Based in Bend, Whitney joins the QEC with deep roots in Central Oregon and deep experience in research and policy. For much of the past decade, she has partnered with school districts, local governments, and community-based organizations to study and actively advance data- and research-informed strategies that address persistent opportunity gaps and improve public education for young people, especially those from historically underserved communities.

“We are thrilled to welcome Whitney Swander to the Quality Education Commission,” said John Rexford, chair of the Quality Education Commission and former superintendent of the High Desert Education Service District. “Whitney’s experience and expertise will make her a valued addition to the Commission and a great resource to support student success in Oregon.”

As Whitney begins her four-year term on the QEC, we asked her about the commission’s work, how it defines a ‘quality education,’ and how it can help reimagine Oregon’s education system. 

This interview has been edited for length and clarity.

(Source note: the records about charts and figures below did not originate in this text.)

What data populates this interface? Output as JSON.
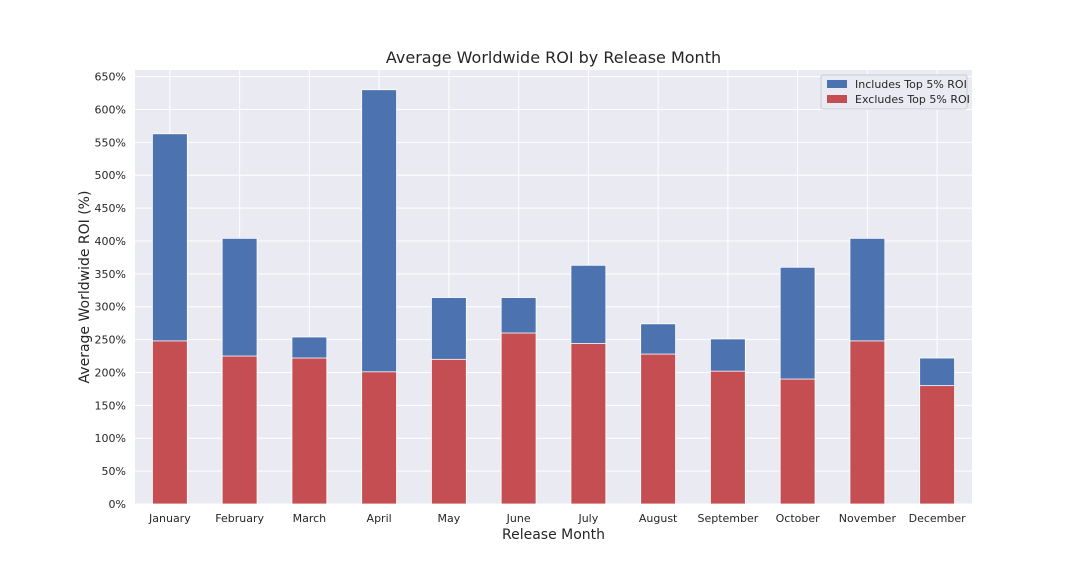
{
  "chart_data": {
    "type": "bar",
    "stacked": false,
    "overlay": true,
    "title": "Average Worldwide ROI by Release Month",
    "xlabel": "Release Month",
    "ylabel": "Average Worldwide ROI (%)",
    "ylim": [
      0,
      660
    ],
    "y_ticks": [
      0,
      50,
      100,
      150,
      200,
      250,
      300,
      350,
      400,
      450,
      500,
      550,
      600,
      650
    ],
    "y_tick_labels": [
      "0%",
      "50%",
      "100%",
      "150%",
      "200%",
      "250%",
      "300%",
      "350%",
      "400%",
      "450%",
      "500%",
      "550%",
      "600%",
      "650%"
    ],
    "categories": [
      "January",
      "February",
      "March",
      "April",
      "May",
      "June",
      "July",
      "August",
      "September",
      "October",
      "November",
      "December"
    ],
    "series": [
      {
        "name": "Includes Top 5% ROI",
        "color": "#4c72b0",
        "values": [
          563,
          404,
          254,
          630,
          314,
          314,
          363,
          274,
          251,
          360,
          404,
          222
        ]
      },
      {
        "name": "Excludes Top 5% ROI",
        "color": "#c44e52",
        "values": [
          248,
          225,
          222,
          201,
          220,
          260,
          244,
          228,
          202,
          190,
          248,
          180
        ]
      }
    ],
    "grid": true,
    "legend_position": "top-right",
    "plot_background": "#eaeaf2"
  }
}
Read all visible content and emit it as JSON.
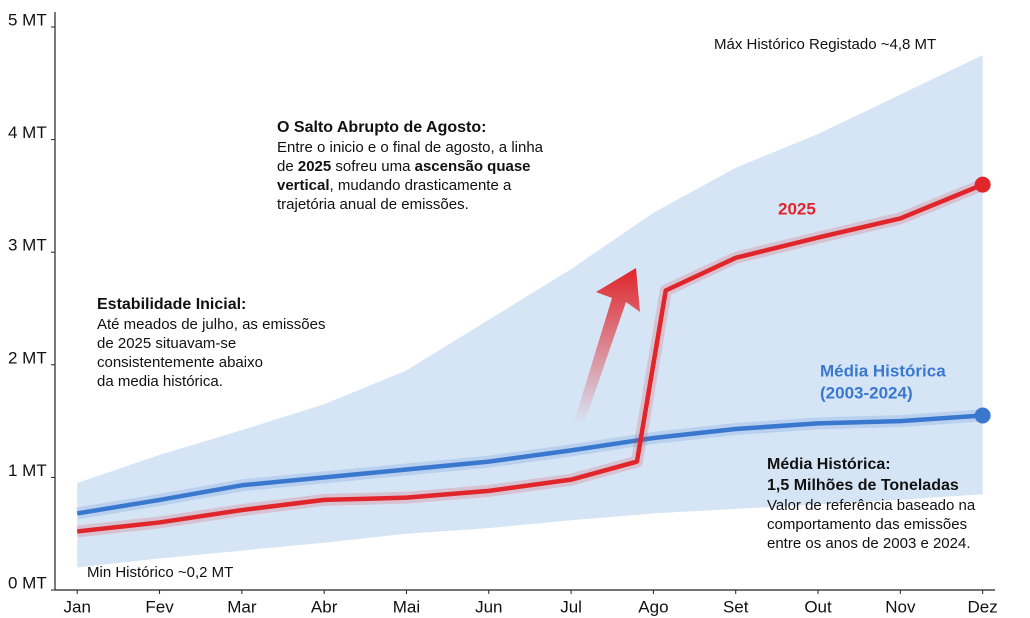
{
  "chart_data": {
    "type": "line",
    "ylim": [
      0,
      5
    ],
    "yticks": [
      {
        "value": 0,
        "label": "0 MT"
      },
      {
        "value": 1,
        "label": "1 MT"
      },
      {
        "value": 2,
        "label": "2 MT"
      },
      {
        "value": 3,
        "label": "3 MT"
      },
      {
        "value": 4,
        "label": "4 MT"
      },
      {
        "value": 5,
        "label": "5 MT"
      }
    ],
    "xlim": [
      0.73,
      12.15
    ],
    "xticks": [
      {
        "value": 1,
        "label": "Jan"
      },
      {
        "value": 2,
        "label": "Fev"
      },
      {
        "value": 3,
        "label": "Mar"
      },
      {
        "value": 4,
        "label": "Abr"
      },
      {
        "value": 5,
        "label": "Mai"
      },
      {
        "value": 6,
        "label": "Jun"
      },
      {
        "value": 7,
        "label": "Jul"
      },
      {
        "value": 8,
        "label": "Ago"
      },
      {
        "value": 9,
        "label": "Set"
      },
      {
        "value": 10,
        "label": "Out"
      },
      {
        "value": 11,
        "label": "Nov"
      },
      {
        "value": 12,
        "label": "Dez"
      }
    ],
    "band": {
      "color": "#cfe0f5",
      "x": [
        1,
        2,
        3,
        4,
        5,
        6,
        7,
        8,
        9,
        10,
        11,
        12
      ],
      "upper": [
        0.95,
        1.2,
        1.42,
        1.65,
        1.95,
        2.4,
        2.85,
        3.35,
        3.75,
        4.05,
        4.4,
        4.75
      ],
      "lower": [
        0.2,
        0.28,
        0.35,
        0.42,
        0.5,
        0.55,
        0.62,
        0.68,
        0.72,
        0.76,
        0.8,
        0.85
      ],
      "upper_label": "Máx Histórico Registado ~4,8 MT",
      "lower_label": "Min Histórico ~0,2 MT"
    },
    "series": [
      {
        "name": [
          "Média Histórica",
          "(2003-2024)"
        ],
        "color": "#3a78d0",
        "x": [
          1,
          2,
          3,
          4,
          5,
          6,
          7,
          8,
          9,
          10,
          11,
          12
        ],
        "values": [
          0.68,
          0.8,
          0.93,
          1.0,
          1.07,
          1.14,
          1.24,
          1.35,
          1.43,
          1.48,
          1.5,
          1.55
        ]
      },
      {
        "name": [
          "2025"
        ],
        "color": "#e0252b",
        "x": [
          1,
          2,
          3,
          4,
          5,
          6,
          7,
          7.8,
          8.15,
          9,
          10,
          11,
          12
        ],
        "values": [
          0.52,
          0.6,
          0.71,
          0.8,
          0.82,
          0.88,
          0.98,
          1.14,
          2.66,
          2.95,
          3.13,
          3.3,
          3.6
        ]
      }
    ],
    "annotations": [
      {
        "title": [
          "O Salto Abrupto de Agosto:"
        ],
        "lines": [
          [
            {
              "text": "Entre o inicio e o final de agosto, a linha"
            }
          ],
          [
            {
              "text": "de "
            },
            {
              "text": "2025",
              "bold": true
            },
            {
              "text": " sofreu uma "
            },
            {
              "text": "ascensão quase",
              "bold": true
            }
          ],
          [
            {
              "text": "vertical",
              "bold": true
            },
            {
              "text": ", mudando drasticamente a"
            }
          ],
          [
            {
              "text": "trajetória anual de emissões."
            }
          ]
        ]
      },
      {
        "title": [
          "Estabilidade Inicial:"
        ],
        "lines": [
          [
            {
              "text": "Até meados de julho, as emissões"
            }
          ],
          [
            {
              "text": "de 2025 situavam-se"
            }
          ],
          [
            {
              "text": "consistentemente abaixo"
            }
          ],
          [
            {
              "text": "da media histórica."
            }
          ]
        ]
      },
      {
        "title": [
          "Média Histórica:",
          "1,5 Milhões de Toneladas"
        ],
        "lines": [
          [
            {
              "text": "Valor de referência baseado na"
            }
          ],
          [
            {
              "text": "comportamento das emissões"
            }
          ],
          [
            {
              "text": "entre os anos de 2003 e 2024."
            }
          ]
        ]
      }
    ]
  }
}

The QEC designs, updates, and implements Oregon’s Quality Education Model (QEM). How does this model determine what’s required to deliver a quality education?

The QEM focuses on two elements: first, the cost of running a public school in Oregon; and second, the performance of our education system, based on the state’s accountability data. What’s really interesting about the model is the way it ties together professional judgment with statistical analysis. For example, the QEM estimates both the cost and effects of implementing different policy options, but it requires some professional judgment to select those policies and estimate the effects appropriately. To do this, QEC Commissioners consider available research and data when they set the assumptions and scenarios that drive the QEM’s statistical analysis. 

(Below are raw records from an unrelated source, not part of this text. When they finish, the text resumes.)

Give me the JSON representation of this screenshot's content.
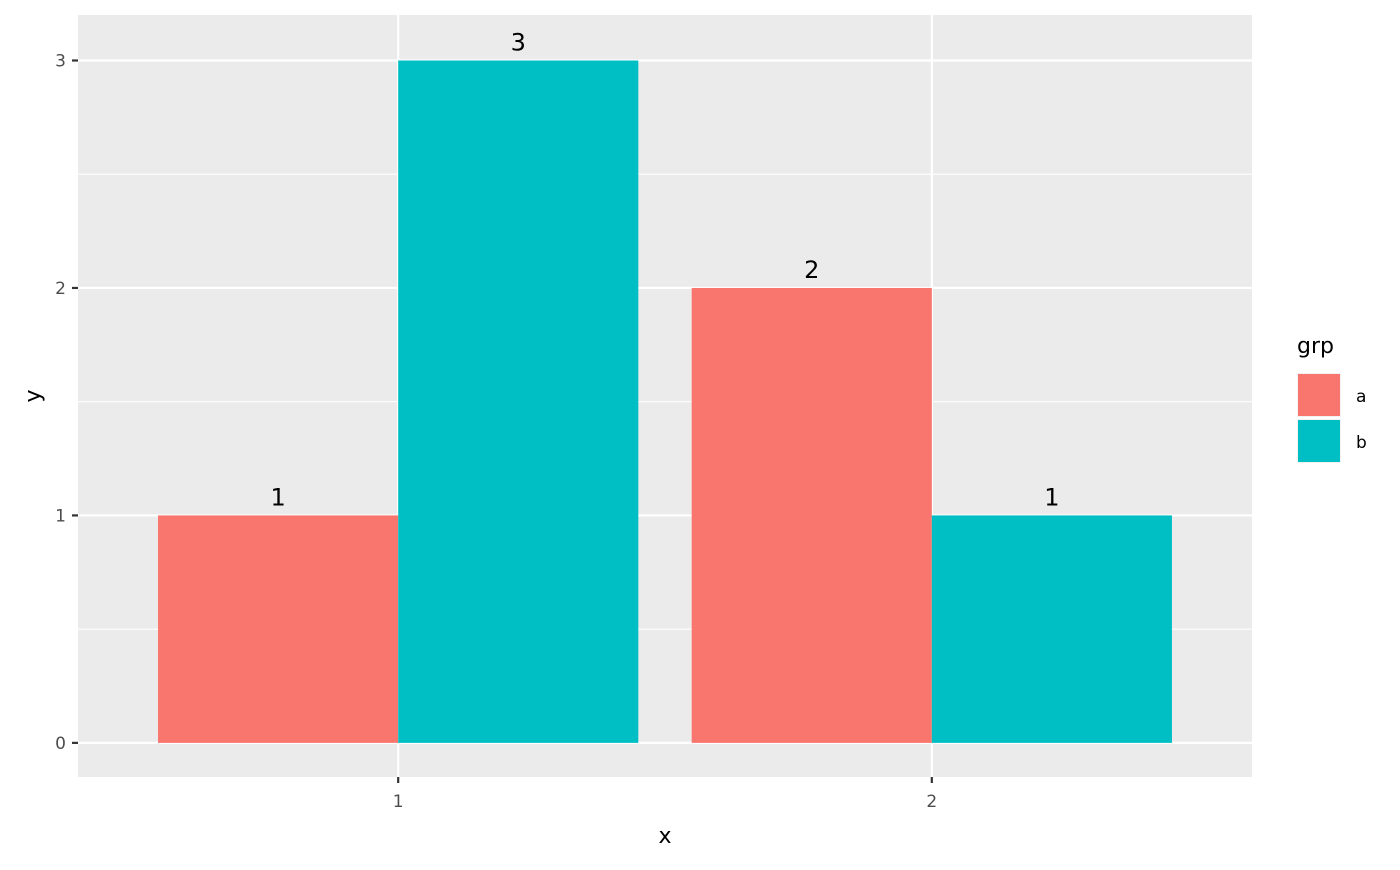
{
  "chart_data": {
    "type": "bar",
    "title": "",
    "xlabel": "x",
    "ylabel": "y",
    "categories": [
      "1",
      "2"
    ],
    "series": [
      {
        "name": "a",
        "values": [
          1,
          2
        ],
        "color": "#F8766D"
      },
      {
        "name": "b",
        "values": [
          3,
          1
        ],
        "color": "#00BFC4"
      }
    ],
    "data_labels": [
      [
        "1",
        "2"
      ],
      [
        "3",
        "1"
      ]
    ],
    "yticks": [
      0,
      1,
      2,
      3
    ],
    "ylim": [
      -0.15,
      3.2
    ],
    "xlim": [
      0.4,
      2.6
    ],
    "grid": true,
    "panel_background": "#EBEBEB",
    "legend": {
      "title": "grp",
      "placement": "right",
      "entries": [
        "a",
        "b"
      ]
    }
  }
}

You’re a champion for community-driven research and community-centered data. How will that inform your leadership with the QEC?

Too often, education research and best practices are created and tested in very specific places, with certain communities, and under unique conditions. It simply doesn’t reflect the rich reality that Oregon’s communities are extremely diverse, both across our state and within unique places. For example, there is tremendous diversity across communities and identities and cultures in Central Oregon where I live, and what works across the region is just as diverse.

So I’m a big proponent of co-designing models and evaluation with community. And in that vein, I’m curious to learn how the QEC gathers wisdom and input from across Oregon’s communities to identify the best practices they’d like to see in play at our schools. It’s something I look forward to advocating for as a QEC commissioner.

The last year has uplifted new opportunities—and uplifted the long overdue need—to reimagine and reinvent the systems that serve children. In what ways is that true for the work of the QEC?

Yes, the traditional ‘model’ of education delivery and accountability has, in many ways, been turned upside-down. We’re entering an important moment where we can reconsider the inputs and outputs of our public education system, and what’s missing from Oregon’s current formula for a ‘quality education’—factors like inclusive school climate, connections to caring adults, and a sense of fairness and belonging for every child.

The movement for racial justice is refocusing what we mean by public education as a public good. I’m hopeful that the QEC will look at the traditional indicators of student performance and system accountability embedded in the Quality Education Model with fresh eyes. We have to apply a racial justice lens, especially in light of the COVID-19’s disproportionate impacts on student experiences, learning conditions, and access to education.